Hoedspruit Endangered Species Centre (HESC), Project Rhino KZN and Panarottis I’langa Mall partnered together and visited Lumukisa Primary School, Skukuza Primary School, Curro Nelspruit College and St. Peters Primary School as part of the Rhino Art project.
The Rhino Art project aims to gather the largest number of children’s ‘Art Voices’ ever recorded against the plight faced by the endangered rhino species. Communities living in and around game farms and reserves at times become silent witnesses to the brutal onslaught against rhinos. Rhino Art involves these communities in the fight against rhino poaching by increasing awareness among the youth, in order to cultivate the next generation of wildlife ambassadors who will protect the rhino and other endangered species.
Recording the messages of these children through Rhino Art makes it easy to understand what’s going on in their hearts and minds. These messages will be presented to the United Nations (UN) and Convention on International Trade in Endangered Species (CITES) in an effort to drive support for conservation efforts.
On Friday 27 May, HESC representatives visited Lumikisa and Skukuza Primary Schools. Principal of Skukuza Primary School, Jannie Geldenhuys said: “Thank you so much for all the time and effort you put into our children at Skukuza Primary. We were, in fact, quite taken aback that our children weren’t as familiar with the rhino poaching situation as we thought they were. This has indeed helped us to realise that we still need to push the issue continuously, in particular due to our location.”
Grant Fowlds (from Rhino Art), as well as his dear friend and world-renowned humanitarian adventurer, Kingsley Holgate; Sheelagh Antrobus (from Project Rhino KZN); and Adele van Zyl (owner of Panarottis I’langa Mall) joined the HESC team to visit Curro Nelspruit College and St. Peters Primary School to collect Rhino Art sheets, judge the artwork and hand out prizes to all grade winners.
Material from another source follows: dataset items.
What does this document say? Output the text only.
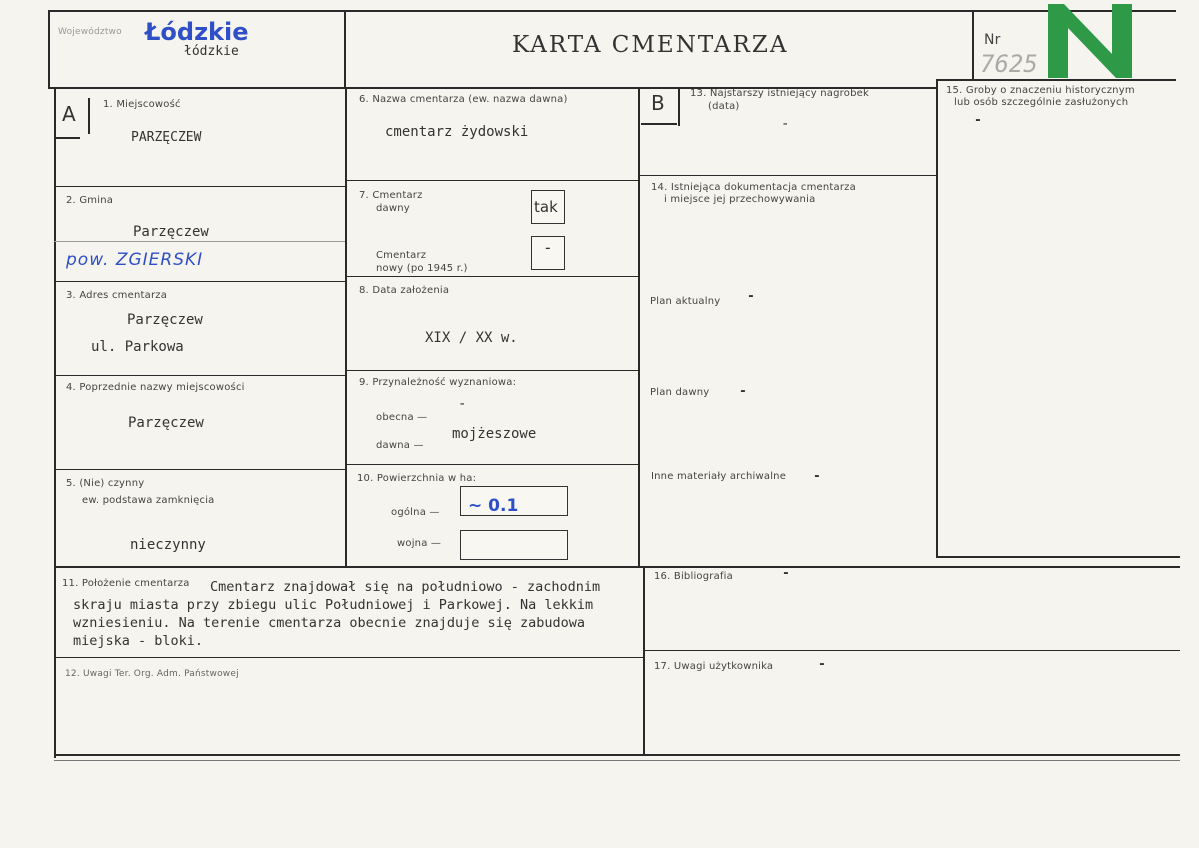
Województwo Łódzkie
łódzkie	KARTA CMENTARZA	Nr
7625
A	1. Miejscowość
PARZĘCZEW
2. Gmina
Parzęczew
pow. ZGIERSKI
3. Adres cmentarza
Parzęczew
ul. Parkowa
4. Poprzednie nazwy miejscowości
Parzęczew
5. (Nie) czynny
ew. podstawa zamknięcia
nieczynny
6. Nazwa cmentarza (ew. nazwa dawna)
cmentarz żydowski
7. Cmentarz
dawny	tak
Cmentarz
nowy (po 1945 r.)
-
8. Data założenia
XIX / XX w.
9. Przynależność wyznaniowa:
obecna —
-
dawna —
mojżeszowe
10. Powierzchnia w ha:
ogólna — ~ 0.1
wojna —
B	13. Najstarszy istniejący nagrobek
(data)
-
14. Istniejąca dokumentacja cmentarza
i miejsce jej przechowywania
Plan aktualny -
Plan dawny -
Inne materiały archiwalne -
15. Groby o znaczeniu historycznym
lub osób szczególnie zasłużonych
-
11. Położenie cmentarza Cmentarz znajdował się na południowo - zachodnim
skraju miasta przy zbiegu ulic Południowej i Parkowej. Na lekkim
wzniesieniu. Na terenie cmentarza obecnie znajduje się zabudowa
miejska - bloki.
12. Uwagi Ter. Org. Adm. Państwowej
16. Bibliografia	-
17. Uwagi użytkownika	-
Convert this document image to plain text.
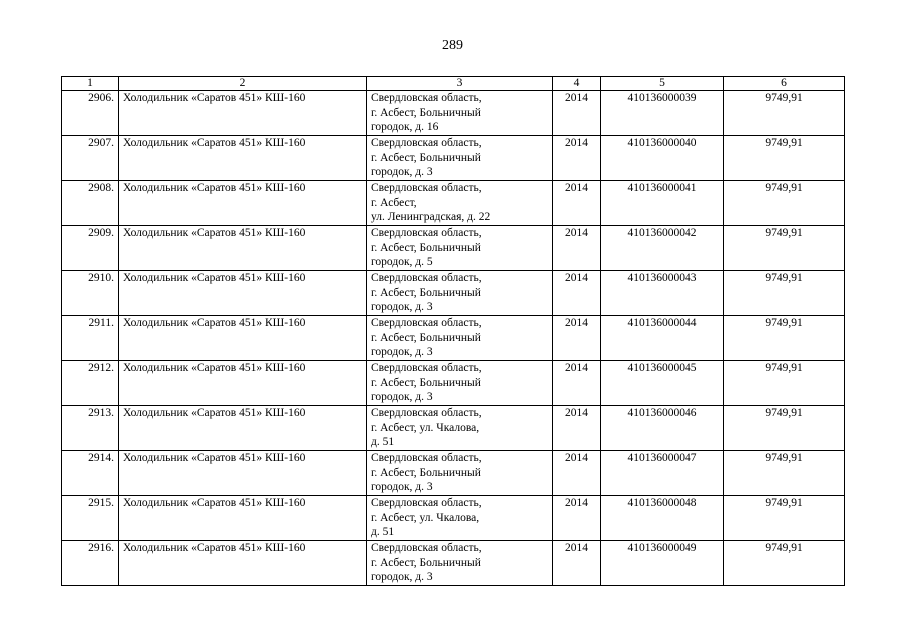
289
1	2	3	4	5	6
2906.	Холодильник «Саратов 451» КШ-160	Свердловская область,
г. Асбест, Больничный
городок, д. 16	2014	410136000039	9749,91
2907.	Холодильник «Саратов 451» КШ-160	Свердловская область,
г. Асбест, Больничный
городок, д. 3	2014	410136000040	9749,91
2908.	Холодильник «Саратов 451» КШ-160	Свердловская область,
г. Асбест,
ул. Ленинградская, д. 22	2014	410136000041	9749,91
2909.	Холодильник «Саратов 451» КШ-160	Свердловская область,
г. Асбест, Больничный
городок, д. 5	2014	410136000042	9749,91
2910.	Холодильник «Саратов 451» КШ-160	Свердловская область,
г. Асбест, Больничный
городок, д. 3	2014	410136000043	9749,91
2911.	Холодильник «Саратов 451» КШ-160	Свердловская область,
г. Асбест, Больничный
городок, д. 3	2014	410136000044	9749,91
2912.	Холодильник «Саратов 451» КШ-160	Свердловская область,
г. Асбест, Больничный
городок, д. 3	2014	410136000045	9749,91
2913.	Холодильник «Саратов 451» КШ-160	Свердловская область,
г. Асбест, ул. Чкалова,
д. 51	2014	410136000046	9749,91
2914.	Холодильник «Саратов 451» КШ-160	Свердловская область,
г. Асбест, Больничный
городок, д. 3	2014	410136000047	9749,91
2915.	Холодильник «Саратов 451» КШ-160	Свердловская область,
г. Асбест, ул. Чкалова,
д. 51	2014	410136000048	9749,91
2916.	Холодильник «Саратов 451» КШ-160	Свердловская область,
г. Асбест, Больничный
городок, д. 3	2014	410136000049	9749,91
When Adele was asked about her involvement with HESC’s continuous battle against rhino poaching, she said: “I thought to myself… how could you know about what’s happening and NOT be involved in saving these amazing creatures? I wish I could be a more integral part of this amazing organisation.”
It was overwhelming to see the numbers of kids who participated in the project. One thousand two hundred children were reached through two rural schools, and approximately 650 children in the city of Nelspruit.
Adine Roode, from HESC said: “HESC has been involved with various angles of education, community outreach and conservation through art programmes. However, our partnership with Rhino Art has strengthened our message and given us a bigger voice against rhino poaching across the country. There is no need to re-invent the wheel when our energy can be focused on our animals by utilising partnerships such as these to create an even bigger awareness through the rhino art. As HESC, we were able to reach out to more than 4 000 children in 2015, and would like to double that number in 2016.”
The message that the HESC team passed on to the kids was to not keep quiet and to stand up together with their friends, parents and teachers to help protect the rhinos; and let their voices be heard.
Ricki Kirschner, Fundraising Coordinator at HESC, said: “Through the Rhino Art initiative we have been able to raise awareness and educate the youth about the rhino crisis as well as involving them in creating conservation solutions. Education is key. I am very grateful to be working with such a dedicated team at the Hoedspruit Endangered Species Centre”.
Judging by the talent, passion and enthusiasm at all the schools that were visited, it is evident that the future is in the right hands!